2001: tormenta marciana
Esta historia es más reciente, y tiene que ver con uno de los rasgos más típicos de Marte: sus famosas tormentas de polvo. Todo comenzó a fines de junio del 2001, cuando la primavera comenzaba a asomar en el hemisferio sur marciano. Por entonces, el siempre atento Telescopio Espacial Hubble detectó un remolino de viento y polvo en la zona de Hellas, una de las más famosas del planeta. Era el germen de lo que estaba por venir. Poco más tarde, los astrónomos de todo el mundo empezaron a notar extraños cambios en el disco marciano: las marcas superficiales –que pueden observarse con los telescopios– comenzaron a borronearse. Y a principios de julio, el planeta entero quedó envuelto por un espeso manto de polvo que lo convirtió en una esfera anaranjada, tan lisa como aburrida. El Hubble y la sonda Mars Global Surveyor (en órbita marciana desde 1997) confirmaron las sospechas: se había desatado una tormenta de increíbles proporciones. Fuertes vientos, de hasta 100 km/hora, levantaron enormes nubes de polvo del suelo, depositándolas a decenas de kilómetros de altura, en la parte más alta de la atmósfera de Marte.

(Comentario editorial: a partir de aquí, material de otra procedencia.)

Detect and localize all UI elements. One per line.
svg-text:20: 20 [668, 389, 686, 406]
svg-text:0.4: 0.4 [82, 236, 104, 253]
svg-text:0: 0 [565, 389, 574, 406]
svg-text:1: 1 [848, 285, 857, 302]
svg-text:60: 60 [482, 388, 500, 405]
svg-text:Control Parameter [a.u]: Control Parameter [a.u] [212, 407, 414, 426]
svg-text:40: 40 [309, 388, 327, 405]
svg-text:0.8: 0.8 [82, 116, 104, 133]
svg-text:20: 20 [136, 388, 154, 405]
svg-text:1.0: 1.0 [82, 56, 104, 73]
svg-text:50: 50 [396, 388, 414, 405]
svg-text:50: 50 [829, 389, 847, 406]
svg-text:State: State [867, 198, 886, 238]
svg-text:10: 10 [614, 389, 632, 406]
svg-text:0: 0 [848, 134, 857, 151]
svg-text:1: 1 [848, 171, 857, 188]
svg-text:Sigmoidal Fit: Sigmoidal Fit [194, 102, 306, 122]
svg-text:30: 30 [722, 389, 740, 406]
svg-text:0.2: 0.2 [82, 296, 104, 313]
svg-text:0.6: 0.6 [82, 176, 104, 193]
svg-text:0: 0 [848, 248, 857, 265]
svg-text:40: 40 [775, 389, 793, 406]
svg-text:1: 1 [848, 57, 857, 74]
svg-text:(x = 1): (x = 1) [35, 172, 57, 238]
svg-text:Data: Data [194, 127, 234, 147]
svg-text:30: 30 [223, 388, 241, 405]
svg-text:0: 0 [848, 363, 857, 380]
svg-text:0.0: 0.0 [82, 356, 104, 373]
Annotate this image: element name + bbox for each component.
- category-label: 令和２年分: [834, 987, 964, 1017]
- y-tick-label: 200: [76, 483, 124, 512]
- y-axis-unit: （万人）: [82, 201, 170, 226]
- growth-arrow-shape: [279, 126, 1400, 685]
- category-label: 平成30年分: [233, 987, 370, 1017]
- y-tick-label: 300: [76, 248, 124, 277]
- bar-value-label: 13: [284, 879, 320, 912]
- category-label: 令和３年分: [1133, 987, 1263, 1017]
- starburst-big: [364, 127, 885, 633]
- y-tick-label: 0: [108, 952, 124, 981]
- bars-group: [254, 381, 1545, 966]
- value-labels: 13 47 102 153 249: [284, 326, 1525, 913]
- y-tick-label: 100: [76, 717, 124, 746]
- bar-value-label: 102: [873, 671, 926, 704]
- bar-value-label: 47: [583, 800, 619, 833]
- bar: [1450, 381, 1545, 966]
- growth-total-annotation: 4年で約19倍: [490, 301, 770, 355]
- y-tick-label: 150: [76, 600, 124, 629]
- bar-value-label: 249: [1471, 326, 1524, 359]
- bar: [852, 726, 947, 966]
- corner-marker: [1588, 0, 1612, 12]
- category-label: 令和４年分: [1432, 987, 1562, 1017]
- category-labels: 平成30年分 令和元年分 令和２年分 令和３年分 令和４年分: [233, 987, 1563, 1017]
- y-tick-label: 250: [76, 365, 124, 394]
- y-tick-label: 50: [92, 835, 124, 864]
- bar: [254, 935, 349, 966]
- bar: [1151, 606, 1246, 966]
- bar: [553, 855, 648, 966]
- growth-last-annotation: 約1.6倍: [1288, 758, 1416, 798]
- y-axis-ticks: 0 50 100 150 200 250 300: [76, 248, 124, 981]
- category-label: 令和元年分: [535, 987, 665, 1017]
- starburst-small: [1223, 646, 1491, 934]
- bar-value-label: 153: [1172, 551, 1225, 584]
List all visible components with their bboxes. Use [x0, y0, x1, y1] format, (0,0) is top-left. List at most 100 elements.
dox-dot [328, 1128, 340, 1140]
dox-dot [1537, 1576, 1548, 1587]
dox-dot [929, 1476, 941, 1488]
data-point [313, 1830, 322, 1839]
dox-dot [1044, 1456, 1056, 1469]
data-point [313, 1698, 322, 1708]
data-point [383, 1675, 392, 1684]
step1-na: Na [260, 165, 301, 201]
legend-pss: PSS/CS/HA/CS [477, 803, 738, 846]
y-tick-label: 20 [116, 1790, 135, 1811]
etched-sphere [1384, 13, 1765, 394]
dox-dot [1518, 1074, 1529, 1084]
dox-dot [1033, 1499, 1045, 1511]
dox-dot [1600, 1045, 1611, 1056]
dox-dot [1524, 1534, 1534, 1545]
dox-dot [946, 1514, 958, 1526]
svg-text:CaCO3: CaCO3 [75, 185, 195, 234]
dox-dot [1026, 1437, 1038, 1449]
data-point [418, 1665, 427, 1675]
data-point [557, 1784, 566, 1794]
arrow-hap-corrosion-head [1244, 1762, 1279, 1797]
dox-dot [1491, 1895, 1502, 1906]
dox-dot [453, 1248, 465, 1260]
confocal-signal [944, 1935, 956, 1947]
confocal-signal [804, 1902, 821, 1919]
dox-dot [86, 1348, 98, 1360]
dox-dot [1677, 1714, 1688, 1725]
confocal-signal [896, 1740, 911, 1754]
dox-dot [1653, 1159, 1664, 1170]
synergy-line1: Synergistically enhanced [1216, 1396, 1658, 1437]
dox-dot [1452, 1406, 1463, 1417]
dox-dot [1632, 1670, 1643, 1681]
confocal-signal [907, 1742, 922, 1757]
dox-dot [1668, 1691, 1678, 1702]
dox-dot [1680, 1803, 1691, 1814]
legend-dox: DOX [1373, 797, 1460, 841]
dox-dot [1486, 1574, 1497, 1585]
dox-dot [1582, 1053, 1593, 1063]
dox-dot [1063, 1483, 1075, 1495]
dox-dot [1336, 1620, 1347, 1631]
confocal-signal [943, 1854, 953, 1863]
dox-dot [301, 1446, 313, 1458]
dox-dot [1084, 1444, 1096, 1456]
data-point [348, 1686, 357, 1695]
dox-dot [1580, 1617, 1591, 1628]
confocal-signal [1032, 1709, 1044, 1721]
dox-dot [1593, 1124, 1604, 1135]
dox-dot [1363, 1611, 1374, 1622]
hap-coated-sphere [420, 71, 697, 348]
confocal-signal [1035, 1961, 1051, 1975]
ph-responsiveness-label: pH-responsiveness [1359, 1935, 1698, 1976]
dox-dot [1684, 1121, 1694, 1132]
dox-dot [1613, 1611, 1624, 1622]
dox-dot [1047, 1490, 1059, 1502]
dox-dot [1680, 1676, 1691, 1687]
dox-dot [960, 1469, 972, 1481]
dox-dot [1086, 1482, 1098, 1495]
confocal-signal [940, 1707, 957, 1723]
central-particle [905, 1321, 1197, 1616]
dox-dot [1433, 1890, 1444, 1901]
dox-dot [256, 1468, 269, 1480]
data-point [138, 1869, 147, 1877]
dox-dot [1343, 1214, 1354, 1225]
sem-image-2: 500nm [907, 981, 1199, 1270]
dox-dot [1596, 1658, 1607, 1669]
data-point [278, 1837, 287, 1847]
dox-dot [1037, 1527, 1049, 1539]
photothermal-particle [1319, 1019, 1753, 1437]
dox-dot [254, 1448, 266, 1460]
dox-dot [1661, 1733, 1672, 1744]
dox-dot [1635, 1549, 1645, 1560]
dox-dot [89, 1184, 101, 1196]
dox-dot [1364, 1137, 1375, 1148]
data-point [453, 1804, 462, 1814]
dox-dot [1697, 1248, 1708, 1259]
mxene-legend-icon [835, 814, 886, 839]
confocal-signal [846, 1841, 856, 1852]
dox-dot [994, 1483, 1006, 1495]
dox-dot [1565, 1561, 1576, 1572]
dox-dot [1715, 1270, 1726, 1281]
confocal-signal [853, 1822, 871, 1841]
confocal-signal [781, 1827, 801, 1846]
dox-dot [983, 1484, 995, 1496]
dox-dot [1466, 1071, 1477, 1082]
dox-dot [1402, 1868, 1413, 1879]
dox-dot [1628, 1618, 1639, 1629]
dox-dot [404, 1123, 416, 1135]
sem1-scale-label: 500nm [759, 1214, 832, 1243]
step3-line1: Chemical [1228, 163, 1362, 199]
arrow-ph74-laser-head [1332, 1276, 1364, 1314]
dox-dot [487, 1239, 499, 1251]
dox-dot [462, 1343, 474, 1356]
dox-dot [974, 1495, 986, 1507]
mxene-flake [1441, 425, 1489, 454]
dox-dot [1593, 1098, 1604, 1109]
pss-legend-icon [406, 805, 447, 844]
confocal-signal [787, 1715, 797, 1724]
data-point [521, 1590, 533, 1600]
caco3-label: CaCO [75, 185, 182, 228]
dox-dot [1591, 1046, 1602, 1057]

La gigantesca tormenta fue un evento sensacional y, por su culpa, los astrónomos de la Tierra –profesionales y aficionados– se perdieron una excelente oportunidad para escudriñar con sus telescopios las sutiles marcas del relieve marciano (por entonces, Marte tuvo un acercamiento bastante interesante).
Las tormentas de viento y polvo no son ninguna novedad. En realidad se las viene observando desde hace siglos, y se delatan como parches amarillentos en el disco del planeta. Pero la del 2001 tuvo un carácter absolutamente global, muy similar a otra registrada en 1971 (que complicó las observaciones de Mariner 9). El singular fenómeno alcanzó su pico de furia a principios de septiembre de aquel año. Finalmente, la tormenta comenzó a menguar al mes siguiente: los vientos cesaron, y el polvo se fue depositando nuevamente en la superficie. La calma había regresado. Era el final de uno de los episodios más asombrosos en la historia de la astronomía planetaria.

Marte y más allá
Cuatro décadas de exploración marciana no es poca cosa. No por casualidad, Marte es el planeta que más y mejor conocemos después del nuestro. En los próximos años seremos testigos de nuevas misiones cada vez más sorprendentes, incluyendo una que traería de regreso a la Tierra muestras de aquel suelo tan colorido, como seco y oxidado. Y cuando todo esté listo, hacia 2020 o 2030, el hombre finalmente desembarcará en Marte. Será la aventura más grande jamás encarada por la especie humana. Luego vendrían las primeras bases científicas, allá por la segunda mitad de este siglo.
Es difícil saberlo, pero no resulta disparatado pensar que, dentro de algunos milenios, generaciones enteras de seres humanos podrían nacer, vivir y morir en el planeta hermano. Si así fuera, sus libros –o lo que sea que exista por entonces– les hablarán de nuestra época con nostalgia y simpatía. Y seguramente estarán cargados de pequeñas historias, terrestres y marcianas.